The Kenner City Council unanimously approved a package of budget and procurement measures that included a budget 'true-up,' multiple grant acceptances for the Kenner Police Department, and a large wastewater contract.
Finance director Miss Herron told council the amendment (summary ordinance 13,987) is a routine reconciliation to align the budget with year-to-date actuals: total revenues were about $3.7 million higher than projected while expenses ran roughly $1.9 million lower, enabling transfers of streets and drainage funds into capital accounts and recognizing higher sanitation revenues. "Our total revenues were higher than what we predicted," Miss Herron said, and the council approved the amendment 5-0.
Council approved several procurement and grant items under the mayor's contracts section. Notable approvals included:
- Ratification of an emergency purchase of two 2.5-ton HVAC units and a mini-split for Fire Station 37 from Beacon Air Conditioning, Heating & Refrigeration Inc. for $89,654 (summary ordinance 13,970).
- An agreement with Interstate Restoration LLC to provide pre-positioned emergency remediation services (RFP 25-6910); staff said the prepositioned contract allows faster response after disasters and would be used with GOSEP/FEMA reimbursement processes (13,972).
- Purchase of a LUCAS chest compression system and AED equipment from Stryker Sales LLC for $28,092.40 (13,975).
- Two Department of Justice Community Oriented Policing Services (COPS) grants (13,978 and 13,979), each $175,000 with no local match, to fund an immigration border security analyst and an opioid drug market interruption analyst for the Kenner Police Department. Chief Connolly described the positions as two-year, micro grants that support intelligence, liaison and grant-administration tasks.

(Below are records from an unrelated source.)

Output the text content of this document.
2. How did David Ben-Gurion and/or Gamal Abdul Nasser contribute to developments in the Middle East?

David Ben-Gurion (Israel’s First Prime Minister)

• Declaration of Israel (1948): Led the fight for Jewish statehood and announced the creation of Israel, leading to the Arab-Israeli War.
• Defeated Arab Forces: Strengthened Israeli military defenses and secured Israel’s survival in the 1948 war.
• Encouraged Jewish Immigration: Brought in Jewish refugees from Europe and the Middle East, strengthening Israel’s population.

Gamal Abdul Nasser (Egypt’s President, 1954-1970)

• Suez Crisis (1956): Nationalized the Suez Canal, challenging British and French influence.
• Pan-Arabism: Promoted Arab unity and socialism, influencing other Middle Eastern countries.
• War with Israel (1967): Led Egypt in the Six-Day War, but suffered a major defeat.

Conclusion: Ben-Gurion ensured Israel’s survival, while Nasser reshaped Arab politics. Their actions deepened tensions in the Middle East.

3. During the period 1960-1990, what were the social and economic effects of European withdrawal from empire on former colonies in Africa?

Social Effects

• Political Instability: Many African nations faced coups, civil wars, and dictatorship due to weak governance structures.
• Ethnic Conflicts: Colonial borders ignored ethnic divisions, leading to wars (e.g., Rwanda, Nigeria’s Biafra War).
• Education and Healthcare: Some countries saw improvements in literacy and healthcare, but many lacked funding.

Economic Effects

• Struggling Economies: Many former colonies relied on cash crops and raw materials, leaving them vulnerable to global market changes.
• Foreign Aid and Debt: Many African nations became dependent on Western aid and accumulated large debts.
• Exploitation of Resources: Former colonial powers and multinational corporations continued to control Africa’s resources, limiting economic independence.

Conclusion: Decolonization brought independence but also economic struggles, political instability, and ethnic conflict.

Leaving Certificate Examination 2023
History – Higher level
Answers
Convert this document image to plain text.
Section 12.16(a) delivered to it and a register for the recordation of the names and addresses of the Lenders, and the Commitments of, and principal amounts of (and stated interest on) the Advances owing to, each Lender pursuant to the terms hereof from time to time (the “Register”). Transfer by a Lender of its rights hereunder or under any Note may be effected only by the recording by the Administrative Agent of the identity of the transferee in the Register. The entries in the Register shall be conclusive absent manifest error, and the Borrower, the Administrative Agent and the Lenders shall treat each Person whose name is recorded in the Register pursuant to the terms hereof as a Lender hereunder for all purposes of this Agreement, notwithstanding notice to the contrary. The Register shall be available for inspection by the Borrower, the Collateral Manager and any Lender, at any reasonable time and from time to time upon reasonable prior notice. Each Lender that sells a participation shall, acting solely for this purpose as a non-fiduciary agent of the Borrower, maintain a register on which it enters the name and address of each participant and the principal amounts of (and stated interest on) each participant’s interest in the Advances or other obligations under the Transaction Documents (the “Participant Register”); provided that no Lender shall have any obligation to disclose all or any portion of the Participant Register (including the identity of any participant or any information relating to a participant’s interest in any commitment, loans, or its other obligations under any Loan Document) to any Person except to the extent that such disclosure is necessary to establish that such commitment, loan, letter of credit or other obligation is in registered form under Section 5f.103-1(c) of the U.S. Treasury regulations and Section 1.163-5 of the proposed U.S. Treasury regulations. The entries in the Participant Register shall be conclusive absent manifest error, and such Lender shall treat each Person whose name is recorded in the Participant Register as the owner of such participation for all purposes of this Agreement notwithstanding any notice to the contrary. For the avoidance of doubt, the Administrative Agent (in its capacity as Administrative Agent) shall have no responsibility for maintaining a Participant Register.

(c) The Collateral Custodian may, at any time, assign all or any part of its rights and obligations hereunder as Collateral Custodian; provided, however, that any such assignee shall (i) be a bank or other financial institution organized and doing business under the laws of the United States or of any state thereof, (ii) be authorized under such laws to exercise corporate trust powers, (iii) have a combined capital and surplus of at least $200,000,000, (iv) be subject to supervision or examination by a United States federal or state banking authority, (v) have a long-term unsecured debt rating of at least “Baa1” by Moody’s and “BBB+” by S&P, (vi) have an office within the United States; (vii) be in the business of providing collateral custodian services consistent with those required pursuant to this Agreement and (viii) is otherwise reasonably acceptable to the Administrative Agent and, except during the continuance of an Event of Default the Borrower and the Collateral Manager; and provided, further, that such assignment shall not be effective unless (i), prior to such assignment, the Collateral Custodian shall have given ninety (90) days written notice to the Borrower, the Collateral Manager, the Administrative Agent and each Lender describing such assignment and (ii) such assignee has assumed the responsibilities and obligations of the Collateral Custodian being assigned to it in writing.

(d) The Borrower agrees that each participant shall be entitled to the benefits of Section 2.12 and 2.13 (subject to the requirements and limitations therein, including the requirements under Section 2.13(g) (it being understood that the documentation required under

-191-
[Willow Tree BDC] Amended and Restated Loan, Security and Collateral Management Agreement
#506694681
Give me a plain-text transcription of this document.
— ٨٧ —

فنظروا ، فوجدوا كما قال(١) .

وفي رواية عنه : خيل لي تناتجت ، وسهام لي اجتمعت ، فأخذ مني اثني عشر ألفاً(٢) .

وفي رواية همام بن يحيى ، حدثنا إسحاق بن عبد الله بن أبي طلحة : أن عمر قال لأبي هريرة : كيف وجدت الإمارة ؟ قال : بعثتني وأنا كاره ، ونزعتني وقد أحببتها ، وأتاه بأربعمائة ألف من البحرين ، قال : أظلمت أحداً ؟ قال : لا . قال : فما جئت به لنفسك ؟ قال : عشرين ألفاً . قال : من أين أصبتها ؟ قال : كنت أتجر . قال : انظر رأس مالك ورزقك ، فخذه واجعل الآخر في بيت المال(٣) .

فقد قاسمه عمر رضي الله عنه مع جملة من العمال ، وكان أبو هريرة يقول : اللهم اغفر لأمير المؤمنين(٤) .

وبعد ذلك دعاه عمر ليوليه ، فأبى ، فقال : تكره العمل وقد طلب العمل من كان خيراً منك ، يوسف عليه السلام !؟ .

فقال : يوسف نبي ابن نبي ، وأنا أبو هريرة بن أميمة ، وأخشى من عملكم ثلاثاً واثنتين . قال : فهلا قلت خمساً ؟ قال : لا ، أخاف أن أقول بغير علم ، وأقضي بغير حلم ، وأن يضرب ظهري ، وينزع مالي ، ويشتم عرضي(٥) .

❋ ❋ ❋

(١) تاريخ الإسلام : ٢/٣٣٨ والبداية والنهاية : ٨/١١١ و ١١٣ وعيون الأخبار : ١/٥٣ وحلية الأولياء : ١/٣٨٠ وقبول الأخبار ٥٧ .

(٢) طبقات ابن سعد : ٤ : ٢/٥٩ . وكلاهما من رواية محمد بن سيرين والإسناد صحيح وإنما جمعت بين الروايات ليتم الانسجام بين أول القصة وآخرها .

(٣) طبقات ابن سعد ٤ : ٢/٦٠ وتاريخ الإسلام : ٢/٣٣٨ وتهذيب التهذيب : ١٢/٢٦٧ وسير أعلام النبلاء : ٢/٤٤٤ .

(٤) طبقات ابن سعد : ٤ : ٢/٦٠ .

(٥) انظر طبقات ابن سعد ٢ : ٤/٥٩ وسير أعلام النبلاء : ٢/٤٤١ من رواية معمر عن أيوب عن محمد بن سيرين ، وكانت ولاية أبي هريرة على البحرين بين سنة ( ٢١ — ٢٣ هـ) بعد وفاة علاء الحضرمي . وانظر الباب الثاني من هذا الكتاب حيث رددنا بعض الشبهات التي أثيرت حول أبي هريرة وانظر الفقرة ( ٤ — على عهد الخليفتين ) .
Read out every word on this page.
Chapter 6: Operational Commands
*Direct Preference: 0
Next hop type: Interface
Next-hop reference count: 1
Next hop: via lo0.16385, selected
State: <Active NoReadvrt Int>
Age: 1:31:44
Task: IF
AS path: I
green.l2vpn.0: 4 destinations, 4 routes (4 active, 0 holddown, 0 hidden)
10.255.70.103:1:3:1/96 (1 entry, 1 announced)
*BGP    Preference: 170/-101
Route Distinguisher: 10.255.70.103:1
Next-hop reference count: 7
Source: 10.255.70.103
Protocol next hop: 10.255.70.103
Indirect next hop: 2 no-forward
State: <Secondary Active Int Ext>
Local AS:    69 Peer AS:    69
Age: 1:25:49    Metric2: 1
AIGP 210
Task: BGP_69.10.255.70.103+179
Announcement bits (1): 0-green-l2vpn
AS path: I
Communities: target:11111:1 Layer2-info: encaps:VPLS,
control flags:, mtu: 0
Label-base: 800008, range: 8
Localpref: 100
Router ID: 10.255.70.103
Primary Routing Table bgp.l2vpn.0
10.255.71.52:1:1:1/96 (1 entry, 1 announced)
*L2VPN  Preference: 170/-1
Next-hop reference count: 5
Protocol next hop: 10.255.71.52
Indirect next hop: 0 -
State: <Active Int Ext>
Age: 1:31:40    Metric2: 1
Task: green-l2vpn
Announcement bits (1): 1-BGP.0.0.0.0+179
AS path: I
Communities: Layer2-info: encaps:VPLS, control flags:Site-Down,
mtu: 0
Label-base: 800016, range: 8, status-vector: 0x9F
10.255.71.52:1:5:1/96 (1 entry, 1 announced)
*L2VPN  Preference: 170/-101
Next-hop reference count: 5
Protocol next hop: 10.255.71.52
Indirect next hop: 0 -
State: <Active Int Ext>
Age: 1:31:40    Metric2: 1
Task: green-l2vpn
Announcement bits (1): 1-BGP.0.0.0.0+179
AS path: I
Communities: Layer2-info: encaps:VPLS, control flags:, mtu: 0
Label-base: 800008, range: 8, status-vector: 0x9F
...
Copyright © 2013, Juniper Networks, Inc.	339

- Awarding Centric Gulf Coast Inc. the 4 MGD sewer lift station upgrades (seal bid 25-6916) in an amount not to exceed $5,203,958; staff said this is the city's third-largest lift station (built in 1983) and that the project includes new pumps, a new wet well, a new motor control center and piping. Funding is primarily from a water sector grant with a potential small local match and LDEQ loan support (13,984).
Why it matters: The budget amendment formalizes stronger-than-expected revenues and frees capital transfers for street and drainage projects; the sewer lift station contract addresses a critical piece of aging wastewater infrastructure and uses grant funding to reduce local cost exposure.
Next steps: Projects move to procurement and implementation phases; staff indicated some projects (especially those tied to grants) require additional administrative steps for notice-to-proceed and reimbursement filings with state and federal agencies.